Villa Fiorita is a suburban station on Line 2 of the Milan Metro in the village of Villa Fiorita, which is in the municipality of Cernusco sul Naviglio.

==History==
The station was opened in 1968, as a stop on the Milan-Gorgonzola fast tramway line. It was one of four stations not included in the original project (together with Cascina Burrona, Bussero and Villa Pompea). Since 4 December 1972 the section from Cascina Gobba to Gorgonzola, where this station is located, was connected to Milan Metro Line 2 and has operated as part of it ever since.

== Station structure ==
The station has two concrete platforms, covered with translucent panels, and two tracks. The passenger building is located at the southern end of the platforms.
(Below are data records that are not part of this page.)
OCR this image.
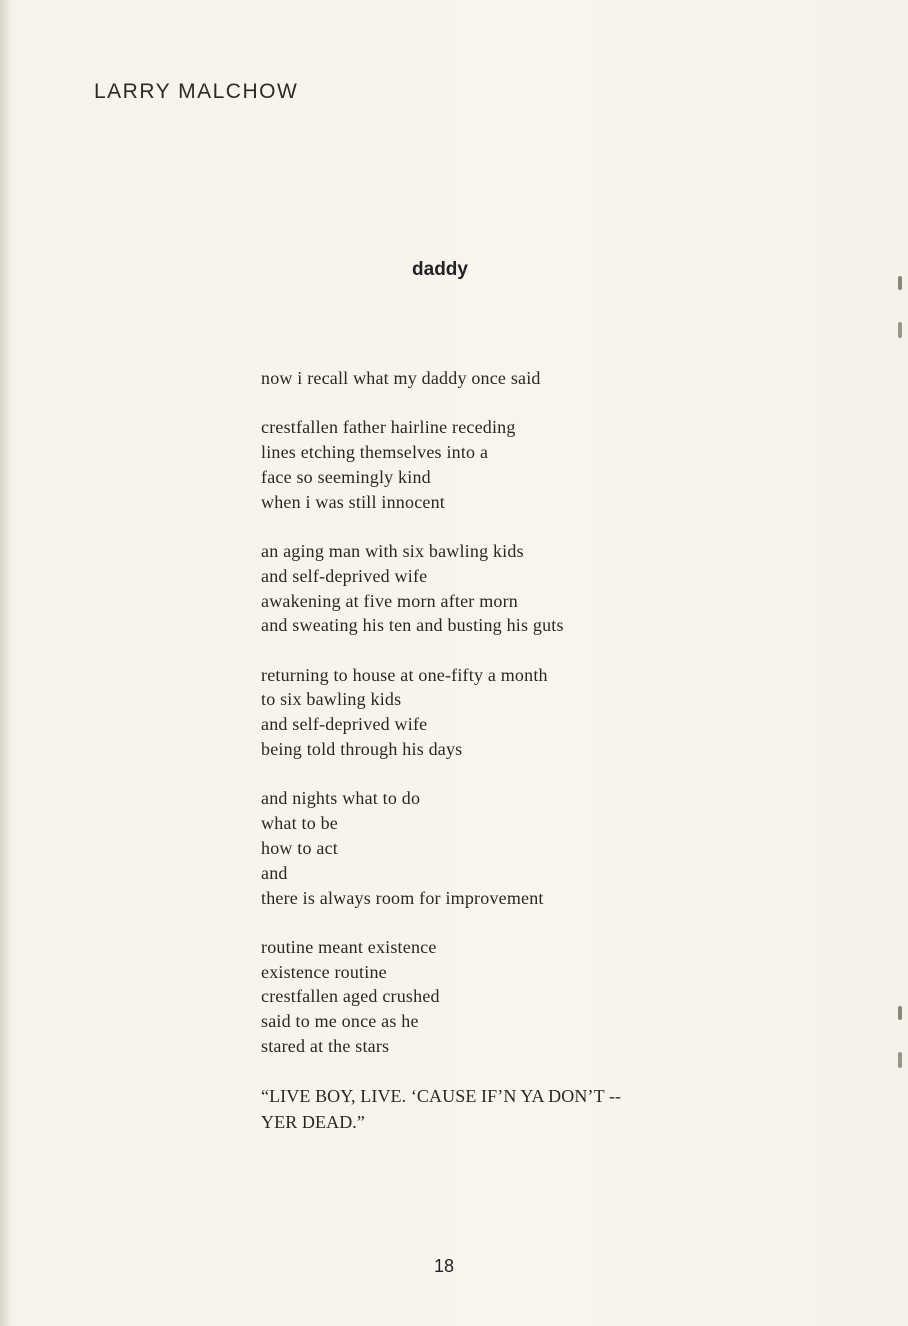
LARRY MALCHOW
daddy
now i recall what my daddy once said
crestfallen father hairline receding
lines etching themselves into a
face so seemingly kind
when i was still innocent
an aging man with six bawling kids
and self-deprived wife
awakening at five morn after morn
and sweating his ten and busting his guts
returning to house at one-fifty a month
to six bawling kids
and self-deprived wife
being told through his days
and nights what to do
what to be
how to act
and
there is always room for improvement
routine meant existence
existence routine
crestfallen aged crushed
said to me once as he
stared at the stars
“LIVE BOY, LIVE. ‘CAUSE IF’N YA DON’T --
YER DEAD.”
18
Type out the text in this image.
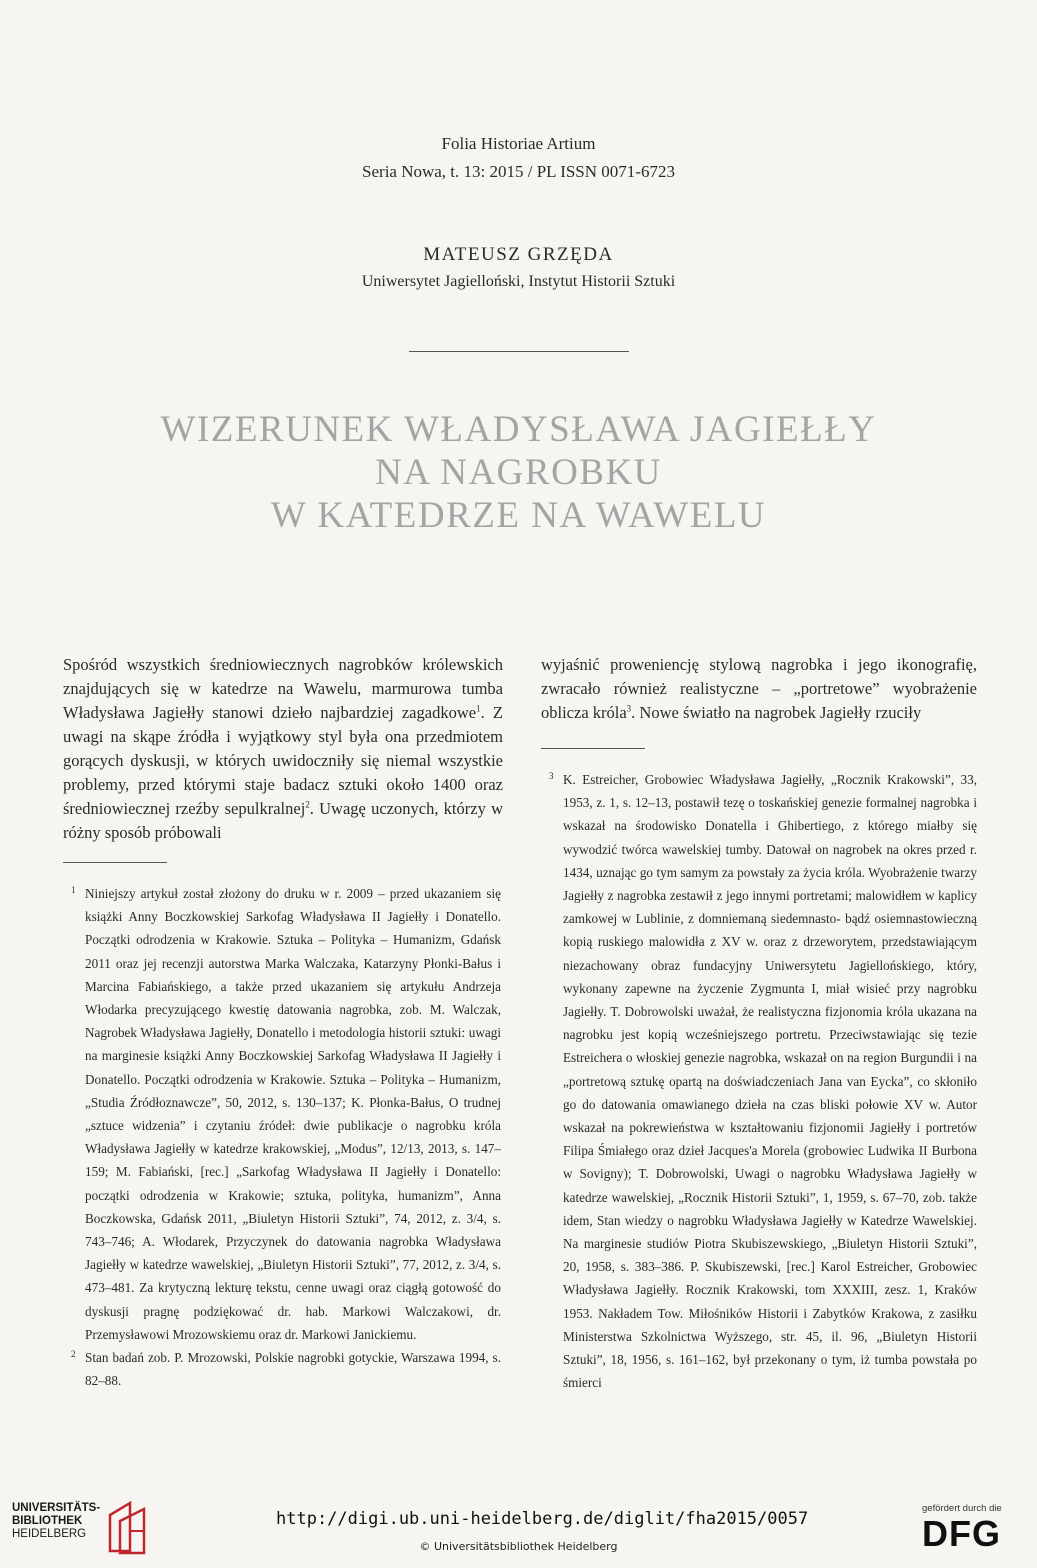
Folia Historiae Artium
Seria Nowa, t. 13: 2015 / PL ISSN 0071-6723
MATEUSZ GRZĘDA
Uniwersytet Jagielloński, Instytut Historii Sztuki
WIZERUNEK WŁADYSŁAWA JAGIEŁŁY
NA NAGROBKU
W KATEDRZE NA WAWELU
Spośród wszystkich średniowiecznych nagrobków królewskich znajdujących się w katedrze na Wawelu, marmurowa tumba Władysława Jagiełły stanowi dzieło najbardziej zagadkowe$^1$. Z uwagi na skąpe źródła i wyjątkowy styl była ona przedmiotem gorących dyskusji, w których uwidoczniły się niemal wszystkie problemy, przed którymi staje badacz sztuki około 1400 oraz średniowiecznej rzeźby sepulkralnej$^2$. Uwagę uczonych, którzy w różny sposób próbowali
wyjaśnić proweniencję stylową nagrobka i jego ikonografię, zwracało również realistyczne – „portretowe” wyobrażenie oblicza króla$^3$. Nowe światło na nagrobek Jagiełły rzuciły
1 Niniejszy artykuł został złożony do druku w r. 2009 – przed ukazaniem się książki Anny Boczkowskiej Sarkofag Władysława II Jagiełły i Donatello. Początki odrodzenia w Krakowie. Sztuka – Polityka – Humanizm, Gdańsk 2011 oraz jej recenzji autorstwa Marka Walczaka, Katarzyny Płonki-Bałus i Marcina Fabiańskiego, a także przed ukazaniem się artykułu Andrzeja Włodarka precyzującego kwestię datowania nagrobka, zob. M. Walczak, Nagrobek Władysława Jagiełły, Donatello i metodologia historii sztuki: uwagi na marginesie książki Anny Boczkowskiej Sarkofag Władysława II Jagiełły i Donatello. Początki odrodzenia w Krakowie. Sztuka – Polityka – Humanizm, „Studia Źródłoznawcze”, 50, 2012, s. 130–137; K. Płonka-Bałus, O trudnej „sztuce widzenia” i czytaniu źródeł: dwie publikacje o nagrobku króla Władysława Jagiełły w katedrze krakowskiej, „Modus”, 12/13, 2013, s. 147–159; M. Fabiański, [rec.] „Sarkofag Władysława II Jagiełły i Donatello: początki odrodzenia w Krakowie; sztuka, polityka, humanizm”, Anna Boczkowska, Gdańsk 2011, „Biuletyn Historii Sztuki”, 74, 2012, z. 3/4, s. 743–746; A. Włodarek, Przyczynek do datowania nagrobka Władysława Jagiełły w katedrze wawelskiej, „Biuletyn Historii Sztuki”, 77, 2012, z. 3/4, s. 473–481. Za krytyczną lekturę tekstu, cenne uwagi oraz ciągłą gotowość do dyskusji pragnę podziękować dr. hab. Markowi Walczakowi, dr. Przemysławowi Mrozowskiemu oraz dr. Markowi Janickiemu.
2 Stan badań zob. P. Mrozowski, Polskie nagrobki gotyckie, Warszawa 1994, s. 82–88.
3 K. Estreicher, Grobowiec Władysława Jagiełły, „Rocznik Krakowski”, 33, 1953, z. 1, s. 12–13, postawił tezę o toskańskiej genezie formalnej nagrobka i wskazał na środowisko Donatella i Ghibertiego, z którego miałby się wywodzić twórca wawelskiej tumby. Datował on nagrobek na okres przed r. 1434, uznając go tym samym za powstały za życia króla. Wyobrażenie twarzy Jagiełły z nagrobka zestawił z jego innymi portretami; malowidłem w kaplicy zamkowej w Lublinie, z domniemaną siedemnasto- bądź osiemnastowieczną kopią ruskiego malowidła z XV w. oraz z drzeworytem, przedstawiającym niezachowany obraz fundacyjny Uniwersytetu Jagiellońskiego, który, wykonany zapewne na życzenie Zygmunta I, miał wisieć przy nagrobku Jagiełły. T. Dobrowolski uważał, że realistyczna fizjonomia króla ukazana na nagrobku jest kopią wcześniejszego portretu. Przeciwstawiając się tezie Estreichera o włoskiej genezie nagrobka, wskazał on na region Burgundii i na „portretową sztukę opartą na doświadczeniach Jana van Eycka”, co skłoniło go do datowania omawianego dzieła na czas bliski połowie XV w. Autor wskazał na pokrewieństwa w kształtowaniu fizjonomii Jagiełły i portretów Filipa Śmiałego oraz dzieł Jacques'a Morela (grobowiec Ludwika II Burbona w Sovigny); T. Dobrowolski, Uwagi o nagrobku Władysława Jagiełły w katedrze wawelskiej, „Rocznik Historii Sztuki”, 1, 1959, s. 67–70, zob. także idem, Stan wiedzy o nagrobku Władysława Jagiełły w Katedrze Wawelskiej. Na marginesie studiów Piotra Skubiszewskiego, „Biuletyn Historii Sztuki”, 20, 1958, s. 383–386. P. Skubiszewski, [rec.] Karol Estreicher, Grobowiec Władysława Jagiełły. Rocznik Krakowski, tom XXXIII, zesz. 1, Kraków 1953. Nakładem Tow. Miłośników Historii i Zabytków Krakowa, z zasiłku Ministerstwa Szkolnictwa Wyższego, str. 45, il. 96, „Biuletyn Historii Sztuki”, 18, 1956, s. 161–162, był przekonany o tym, iż tumba powstała po śmierci
UNIVERSITÄTS-
BIBLIOTHEK
HEIDELBERG
http://digi.ub.uni-heidelberg.de/diglit/fha2015/0057
© Universitätsbibliothek Heidelberg
gefördert durch die
DFG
The station is built entirely of prefabricated elements and its structure is similar to that of the stations of Cascina Burrona, Bussero and Villa Pompea, constructed at the same time.

==Bibliography==
- Giovanni Cornolò, Fuori porta in tram. Le tranvie extraurbane milanesi, Parma, Ermanno Arbertelli, 1980.
- Elio Ceron, Sergio Farné, La progettazione e la costruzione delle Linee Celeri dell'Adda, in "Ingegneria Ferroviaria", novembre 1995, pp. 1001–1022.